CLEARWATER, Fla. - Brendan Ryan didn't get a long look at Aaron Nola from the batter's box, quickly ripping a double to right in his only at-bat against the Phillies' prospect in the third inning of yesterday's game.
But he had a pretty good vantage point when Nola got into a groove against a New York Yankees lineup loaded with its regulars, including five former All-Stars.
Ryan, a veteran of eight big-league seasons, stood on third base when Nola painted the lower outside corner of the strike zone with a 94-mph fastball to get Chase Headley to stare at a called third strike. Ryan remained stranded there when the 21-year-old kid followed by finishing off Carlos Beltran with a deadly changeup.
"He's got a live arm, with some good movement," Ryan said afterward. "He had a little two-seam run. With that arm slot, he's going to have a little bit of run."
In his first taste of the major leagues, Nola impressed virtually everyone at Bright House Field. The seventh overall pick in last June's draft, Nola threw three scoreless innings in the Phillies' 10-0, rain-shortened loss to the Yankees.
Nola, the Phillies' top pitching prospect, gave up hits to three of the first five batters he faced. But on a major league mound for the first time, he appeared more cool and confident with each passing minute.
Nola retired five of the last seven batters he faced, four on strikeouts. When his day was finished, Nola had struck out four without walking a batter.
"There was some nerves and some butterflies," Nola said, "but it was a cool experience for me."

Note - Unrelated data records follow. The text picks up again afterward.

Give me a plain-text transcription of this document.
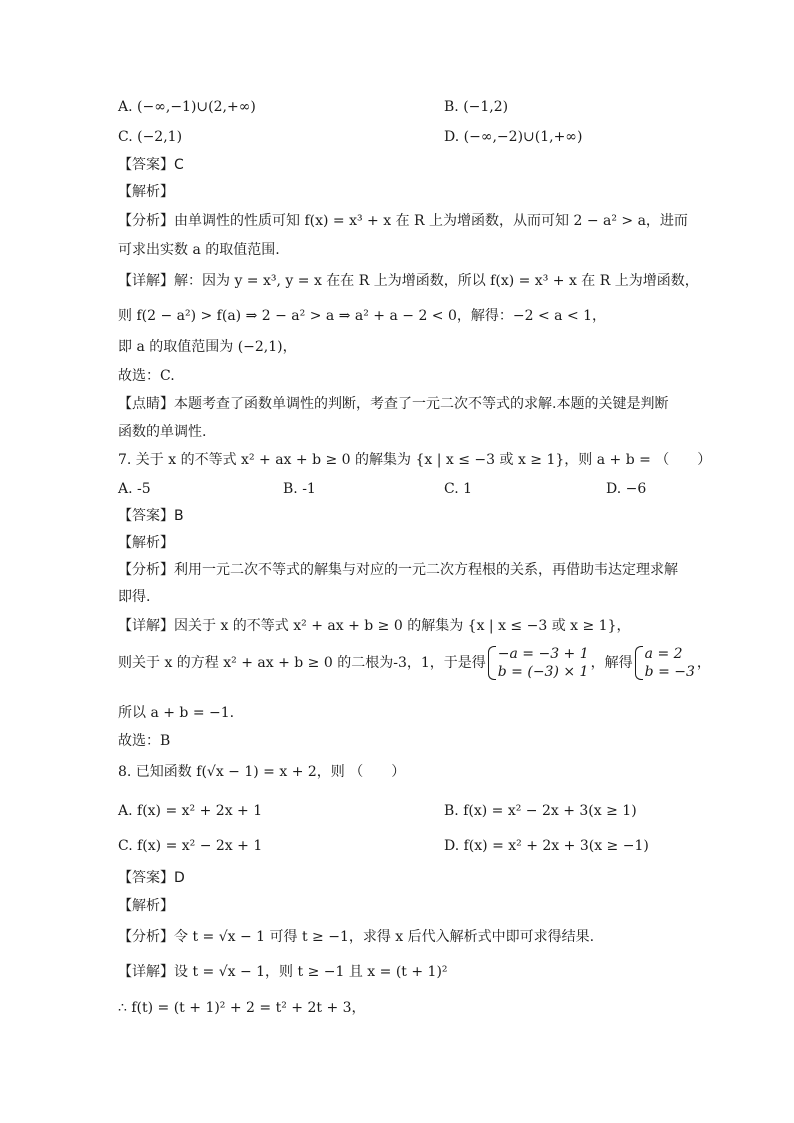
A. (−∞,−1)∪(2,+∞)	B. (−1,2)
C. (−2,1)	D. (−∞,−2)∪(1,+∞)
【答案】C
【解析】
【分析】由单调性的性质可知 f(x) = x³ + x 在 R 上为增函数，从而可知 2 − a² > a，进而
可求出实数 a 的取值范围.
【详解】解：因为 y = x³, y = x 在在 R 上为增函数，所以 f(x) = x³ + x 在 R 上为增函数，
则 f(2 − a²) > f(a) ⇒ 2 − a² > a ⇒ a² + a − 2 < 0，解得：−2 < a < 1，
即 a 的取值范围为 (−2,1)，
故选：C.
【点睛】本题考查了函数单调性的判断，考查了一元二次不等式的求解.本题的关键是判断
函数的单调性.
7. 关于 x 的不等式 x² + ax + b ≥ 0 的解集为 {x | x ≤ −3 或 x ≥ 1}，则 a + b = （　　）
A. -5	B. -1	C. 1	D. −6
【答案】B
【解析】
【分析】利用一元二次不等式的解集与对应的一元二次方程根的关系，再借助韦达定理求解
即得.
【详解】因关于 x 的不等式 x² + ax + b ≥ 0 的解集为 {x | x ≤ −3 或 x ≥ 1}，
则关于 x 的方程 x² + ax + b ≥ 0 的二根为-3，1，于是得
−a = −3 + 1
b = (−3) × 1
，解得
a = 2
b = −3
，
所以 a + b = −1.
故选：B
8. 已知函数 f(√x − 1) = x + 2，则 （　　）
A. f(x) = x² + 2x + 1	B. f(x) = x² − 2x + 3(x ≥ 1)
C. f(x) = x² − 2x + 1	D. f(x) = x² + 2x + 3(x ≥ −1)
【答案】D
【解析】
【分析】令 t = √x − 1 可得 t ≥ −1，求得 x 后代入解析式中即可求得结果.
【详解】设 t = √x − 1，则 t ≥ −1 且 x = (t + 1)²
∴ f(t) = (t + 1)² + 2 = t² + 2t + 3，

Nola, who was a student-athlete at LSU this time last year, is expected to begin the 2015 season at Double A Reading. But the term "fast track" has been attached to the righthander since the day he joined the Phillies organization last June, so it's not out of the question to see him in a big-league uniform before summer ends.
He didn't hurt his chances yesterday.
"I like everything about him," manager Ryne Sandberg said. "I thought he responded well, I really did. His composure was good. He threw strikes. He made some adjustments early.
"He was probably a little pumped-up the first couple pitches, because he's a command guy down in the zone. I've seen him on the minor league side that way. He made some adjustments there."
The big-league cameo for the minor leaguer was reminiscent of a game that occurred 11 years ago this month in Tampa - minus the hype that comes with being on national TV. A 20-year-old Cole Hamels was matched up against the Yankees on March 5, 2004, striking out Derek Jeter, Alex Rodriguez and Tony Clark on 13 pitches in one of his two scoreless innings. The game - Rodriguez's Yankees debut - was televised live on ESPN.
"He's pretty impressive," Rodriguez, coming off the first of three American League MVP awards, said of Hamels that day.
Now closing in on 40, Rodriguez was well aware of Nola.
"LSU, first-round pick," the embattled superstar said after singling and striking out in two at-bats against Nola.
"Good arm," A-Rod continued. "Power slider. Power changeup. I think he has a bright future . . . The Phillies should be very excited about him."
After giving up a one-out single to Brian McCann in his third and final inning, Nola saw Rodriguez step into the batter's box for the second time. In the first matchup, Nola fell behind and saw Rodriguez turn on a 3-1 fastball and rip it into centerfield for a base hit.
Nola didn't make the same mistake in Round 2. He threw a first-pitch fastball, followed it up with a changeup to bury Rodriguez at 0-2, and, two pitches later, got the Yankees' designated hitter to swing weakly at an 81-mph changeup for strike three.
"The one I almost choked on?" Rodriguez said of the pitch afterward. "Yeah, that was a pretty good changeup."
Nola was 13 months old when A-Rod made his major league debut in 1994.
"I grew up watching that guy," Nola said. "Unbelievable player. I kind of settled in and just kind of pitched to my strengths against him. It's the same game all around, and I tried to do my best."
Nola's best was pretty good on Day 1 in a Phillies uniform. He arrived in the home clubhouse at Bright House Field about 2 hours before the start of the game.
Before finding out he was getting bumped to the second inning - the Phillies wanted to make sure Jonathan Papelbon got his work in with rain in the forecast - Nola sat at an empty locker stall without a name plate and talked things over with catcher Cameron Rupp.
"When I saw [the Yankees'] lineup I was, like, 'Oh, it's a good chance this is their Opening Day lineup,' " Rupp said. "I didn't say nothing to him about it. But when he got out there, he didn't act like he couldn't get those guys out. He went out and did his thing and threw strikes."
"That was a pretty good lineup out there today," Ryan agreed. "So he's got some stuff."
Nola might have been excitable early, which is to be expected. He gave up a few hits early and escaped his first inning unscathed only when rightfielder Jeff Francoeur gunned down Rodriguez on a potential sacrifice fly.
But as his first big-league exhibition game continued, he was able to bury his fastball on the lower half more often. He collected outs with ease more regularly.
"I missed a couple of two-strike pitches early for a couple of doubles, and I knew I had to get the ball down more and I did," Nola said. "I made an adjustment."
"I was talking to him afterwards and he said what he took out of that was every pitch counts with these types of hitters," Sandberg said. "The few hits they had were pitches that were up in the zone. And so he got right back down in the zone and made pitches, mixed his breaking balls."